In the week ending August 19, the SPR saw another draw of 8.1 million barrels, following smaller releases in the weeks leading up to that.
In March, the Biden administration authorized the release of 1 million bpd from the SPR over six months in a bid to lower oil prices and potentially boost domestic production through contracts with companies to purchase future oil at fixed prices.
The SPR releases are a response to the disruption of global oil markets caused by Russia’s invasion of Ukraine and subsequent Western sanctions that have led to soaring oil and gas prices.
The final plan called for a total release of 180 million barrels of crude from the SPR to counter the inexorable increase in oil prices amid a tight market.
The record-high release of crude oil from the SPR will end this fall.
In addition to the lowest inventory levels in the SPR since 1985, on August 17 the Energy Information Administration estimated that crude oil inventories (excluding the SPR) had fallen by 7.1 million barrels.

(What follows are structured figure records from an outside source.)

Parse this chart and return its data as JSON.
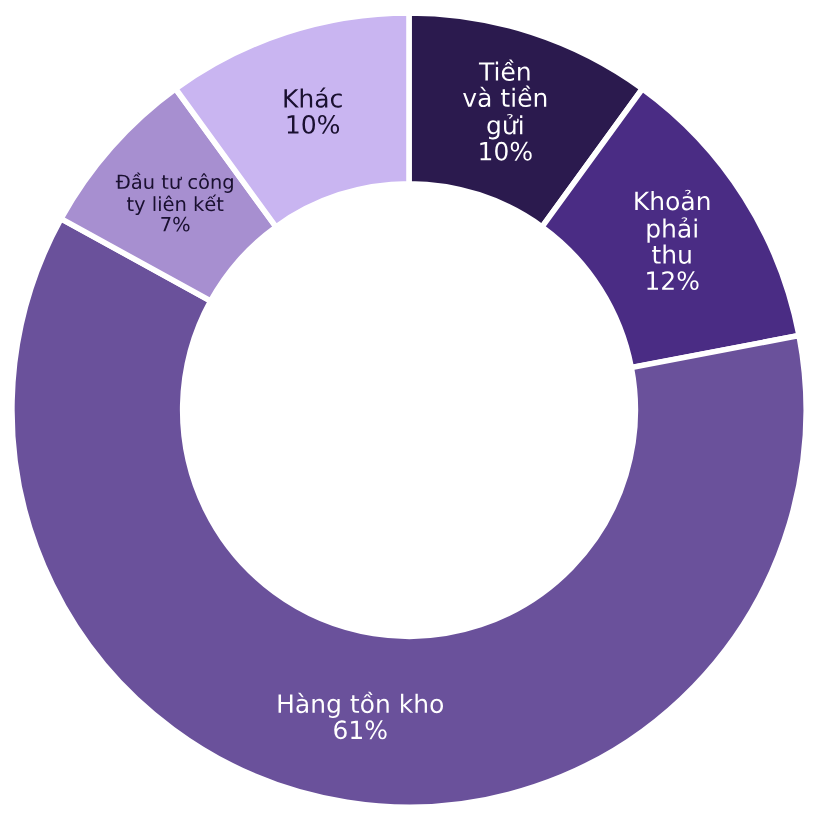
{
  "chart_data": {
    "type": "donut",
    "categories": [
      "Tiền\nvà tiền\ngửi",
      "Khoản\nphải\nthu",
      "Hàng tồn kho",
      "Đầu tư công\nty liên kết",
      "Khác"
    ],
    "values": [
      10,
      12,
      61,
      7,
      10
    ],
    "value_labels": [
      "10%",
      "12%",
      "61%",
      "7%",
      "10%"
    ],
    "colors": [
      "#2b1a4e",
      "#4a2c84",
      "#6a519b",
      "#a78fd0",
      "#c9b5f1"
    ],
    "legend": false
  }
}
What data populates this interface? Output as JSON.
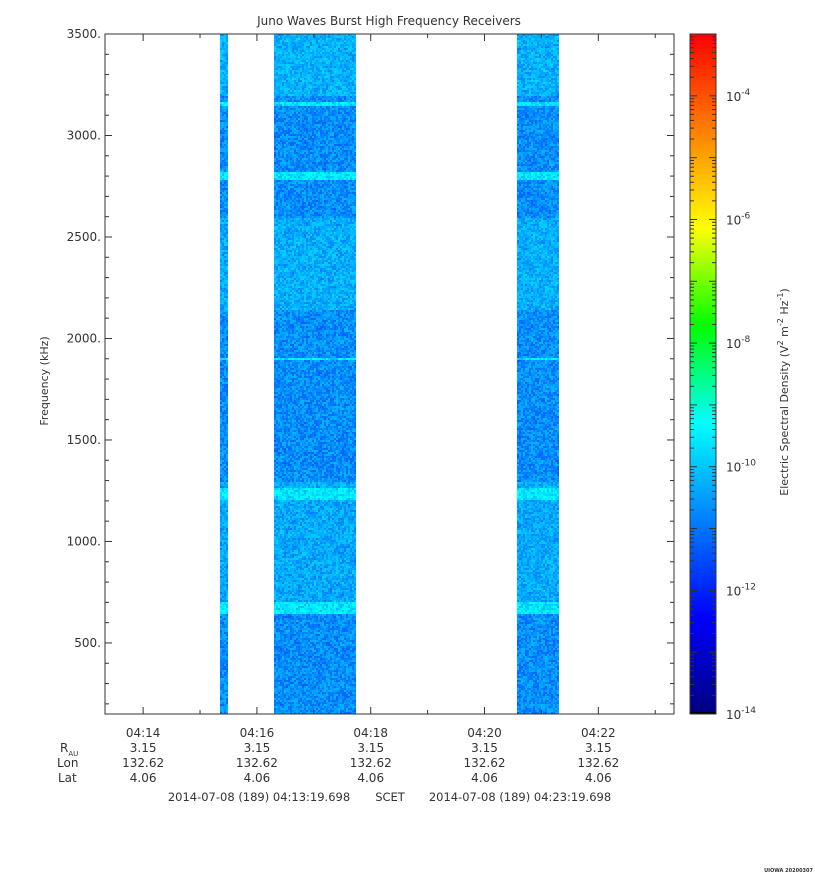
{
  "chart_data": {
    "type": "heatmap",
    "title": "Juno Waves Burst High Frequency Receivers",
    "ylabel": "Frequency (kHz)",
    "ylim": [
      150,
      3500
    ],
    "y_ticks": [
      {
        "value": 500,
        "label": "500."
      },
      {
        "value": 1000,
        "label": "1000."
      },
      {
        "value": 1500,
        "label": "1500."
      },
      {
        "value": 2000,
        "label": "2000."
      },
      {
        "value": 2500,
        "label": "2500."
      },
      {
        "value": 3000,
        "label": "3000."
      },
      {
        "value": 3500,
        "label": "3500."
      }
    ],
    "x_range_min": [
      13.33,
      23.33
    ],
    "x_ticks": [
      {
        "min": 14,
        "label": "04:14",
        "r_au": "3.15",
        "lon": "132.62",
        "lat": "4.06"
      },
      {
        "min": 16,
        "label": "04:16",
        "r_au": "3.15",
        "lon": "132.62",
        "lat": "4.06"
      },
      {
        "min": 18,
        "label": "04:18",
        "r_au": "3.15",
        "lon": "132.62",
        "lat": "4.06"
      },
      {
        "min": 20,
        "label": "04:20",
        "r_au": "3.15",
        "lon": "132.62",
        "lat": "4.06"
      },
      {
        "min": 22,
        "label": "04:22",
        "r_au": "3.15",
        "lon": "132.62",
        "lat": "4.06"
      }
    ],
    "row_labels": {
      "r": "R",
      "r_sub": "AU",
      "lon": "Lon",
      "lat": "Lat"
    },
    "time_range": {
      "start": "2014-07-08 (189) 04:13:19.698",
      "middle": "SCET",
      "end": "2014-07-08 (189) 04:23:19.698"
    },
    "data_segments_min": [
      [
        15.35,
        15.5
      ],
      [
        16.3,
        17.73
      ],
      [
        20.57,
        21.3
      ]
    ],
    "bright_bands_khz": [
      {
        "f": 680,
        "w": 60
      },
      {
        "f": 1240,
        "w": 60
      },
      {
        "f": 1900,
        "w": 12
      },
      {
        "f": 2810,
        "w": 40
      },
      {
        "f": 3160,
        "w": 20
      }
    ],
    "colorbar": {
      "label_main": "Electric Spectral Density (V",
      "label_sup1": "2",
      "label_m": " m",
      "label_sup2": "-2",
      "label_hz": " Hz",
      "label_sup3": "-1",
      "label_end": ")",
      "log_range": [
        -14,
        -3
      ],
      "ticks": [
        {
          "exp": -14,
          "base": "10",
          "sup": "-14"
        },
        {
          "exp": -12,
          "base": "10",
          "sup": "-12"
        },
        {
          "exp": -10,
          "base": "10",
          "sup": "-10"
        },
        {
          "exp": -8,
          "base": "10",
          "sup": "-8"
        },
        {
          "exp": -6,
          "base": "10",
          "sup": "-6"
        },
        {
          "exp": -4,
          "base": "10",
          "sup": "-4"
        }
      ],
      "colors": [
        "#000080",
        "#0000ff",
        "#0080ff",
        "#00ffff",
        "#00ff00",
        "#ffff00",
        "#ff8000",
        "#ff0000"
      ]
    },
    "footer_tag": "UIOWA 20200307"
  }
}
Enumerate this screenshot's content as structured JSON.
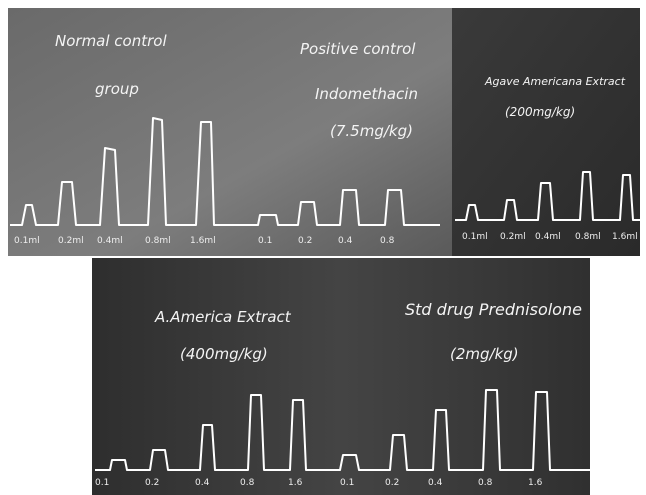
{
  "panels": [
    {
      "groups": [
        {
          "title_lines": [
            "Normal control",
            "group"
          ],
          "doses": [
            "0.1ml",
            "0.2ml",
            "0.4ml",
            "0.8ml",
            "1.6ml"
          ]
        },
        {
          "title_lines": [
            "Positive control",
            "Indomethacin",
            "(7.5mg/kg)"
          ],
          "doses": [
            "0.1",
            "0.2",
            "0.4",
            "0.8"
          ]
        }
      ]
    },
    {
      "groups": [
        {
          "title_lines": [
            "Agave Americana Extract",
            "(200mg/kg)"
          ],
          "doses": [
            "0.1ml",
            "0.2ml",
            "0.4ml",
            "0.8ml",
            "1.6ml"
          ]
        }
      ]
    },
    {
      "groups": [
        {
          "title_lines": [
            "A.America Extract",
            "(400mg/kg)"
          ],
          "doses": [
            "0.1",
            "0.2",
            "0.4",
            "0.8",
            "1.6"
          ]
        },
        {
          "title_lines": [
            "Std drug Prednisolone",
            "(2mg/kg)"
          ],
          "doses": [
            "0.1",
            "0.2",
            "0.4",
            "0.8",
            "1.6"
          ]
        }
      ]
    }
  ]
}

For that week, US crude oil inventories, excluding those in the SPR, were at only 425 million barrels, or 6 percent below the five-year average.
The largest sale from the SPR was announced on August 11, when the Department of Energy said that nine companies would buy 20 million barrels.
According to the Institute of Energy Research, the SPR is expected to shrink to a 40-year low by the end of October, with inventories then at 358 million barrels, compared to 621 million barrels a year ago.